An uncredited actor portrays Dr. Lewis, Allison's psychiatrist.

Many actors from previous films in the series appear via archival footage.

==Production==
Filming began in October 1992 at Camp Tamarack in Oakland, New Jersey. While initial filming was underway the movie's production company, Double Helix Films, went bankrupt. Production on the film ceased with the intent to continue the following year with additional money, but this did not come to fruition. Approximately 34 minutes of footage was shot and a film trailer was made.

In 2008 John Klyza approached director Jim Markovic about completing the film. The two utilized several techniques to complete the movie. New scenes were written around the existing footage, the character of Allison was given an expository narrative, and low-level CGI was utilized to assist in the creation of The Survivor's death scenes, which were not among the scenes shot in 1992. Klyza described the process as "a case of bleeding the dailies for every last drop of material". New footage was shot; only Carrie Chambers, Victor Campos, and John Lodico were brought in for these scenes. Existing footage from the prior films was also used.

==Release==
The original 34 minutes of footage were initially released as a Best Buy exclusive for the 2002 region 1 release of the Sleepaway Camp Survival Kit DVD box set. In November 2010 Klyza announced that the film was completed and would be released. A completed version of the film was released to DVD in March 2012.

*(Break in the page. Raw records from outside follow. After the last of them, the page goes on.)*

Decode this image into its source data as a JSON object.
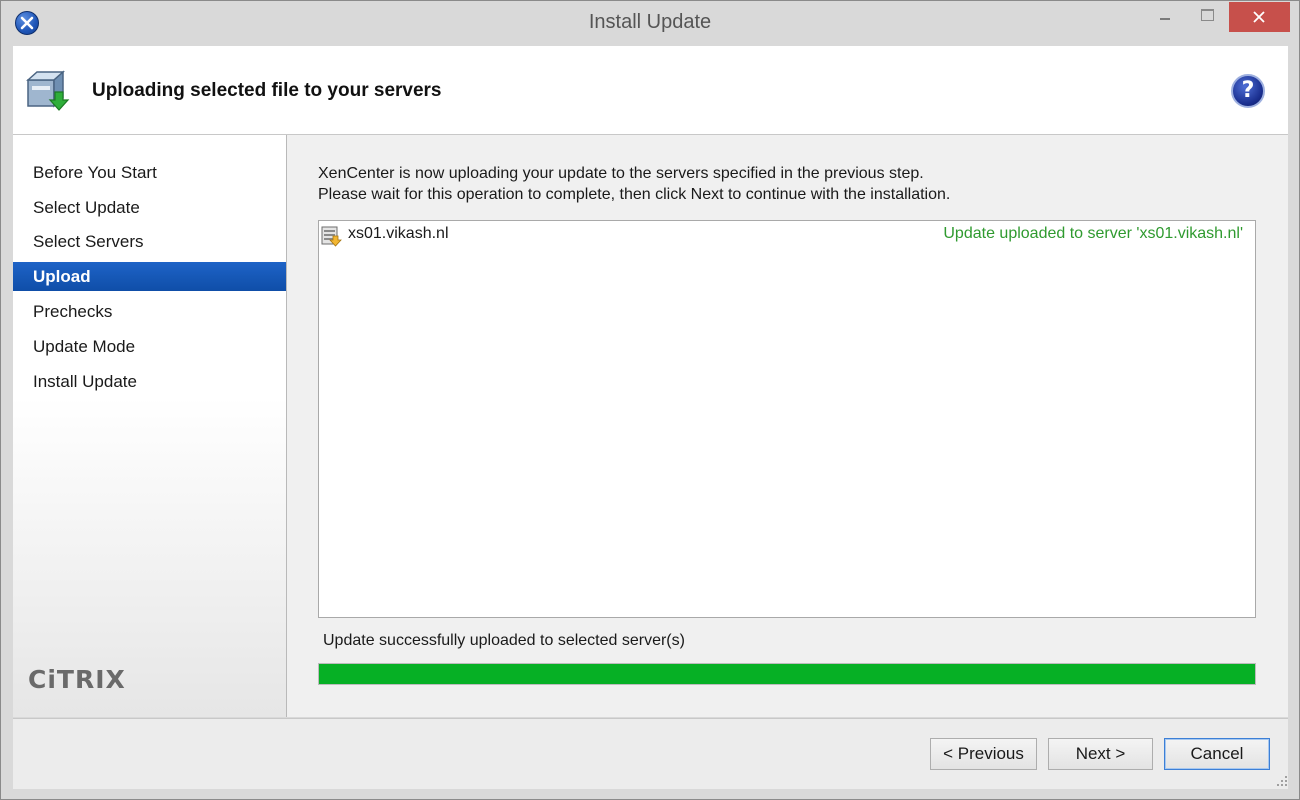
{
  "window": {
    "title": "Install Update"
  },
  "header": {
    "title": "Uploading selected file to your servers"
  },
  "sidebar": {
    "steps": [
      {
        "label": "Before You Start"
      },
      {
        "label": "Select Update"
      },
      {
        "label": "Select Servers"
      },
      {
        "label": "Upload"
      },
      {
        "label": "Prechecks"
      },
      {
        "label": "Update Mode"
      },
      {
        "label": "Install Update"
      }
    ],
    "active_step": "Upload",
    "logo": "CiTRIX"
  },
  "main": {
    "description": [
      "XenCenter is now uploading your update to the servers specified in the previous step.",
      "Please wait for this operation to complete, then click Next to continue with the installation."
    ],
    "servers": [
      {
        "name": "xs01.vikash.nl",
        "status": "Update uploaded to server 'xs01.vikash.nl'"
      }
    ],
    "progress_label": "Update successfully uploaded to selected server(s)",
    "progress_fraction": 1.0
  },
  "footer": {
    "previous_label": "< Previous",
    "next_label": "Next >",
    "cancel_label": "Cancel"
  },
  "colors": {
    "active_step_bg": "#0f4ea8",
    "status_text": "#2f9a2f",
    "progress_fill": "#06b025",
    "close_button": "#c7504b"
  },
  "icons": {
    "app": "xencenter-app-icon",
    "header": "package-download-icon",
    "help": "help-icon",
    "server": "server-upload-icon"
  }
}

In 2018 Klyza announced his intent to release the movie on Blu-ray and that the release would feature a new, hi-definition remastered "final cut" that would include new extras.

== Reception ==
Horror Society reviewed the film in 2015, noting that they thought that "the biggest flaw of Sleepaway Camp IV: The Survivor is the idea to still put it forth into the world as the long forgotten fourth entry in the franchise instead of something else. They could have salvaged a few ratings sources – Amazon has it at a 1.9 and IMDB has it at a 1.8 – and they could have earned a little more money in DVD purchases and streams by marketing it as Sleepaway Camp IV: The Documentary."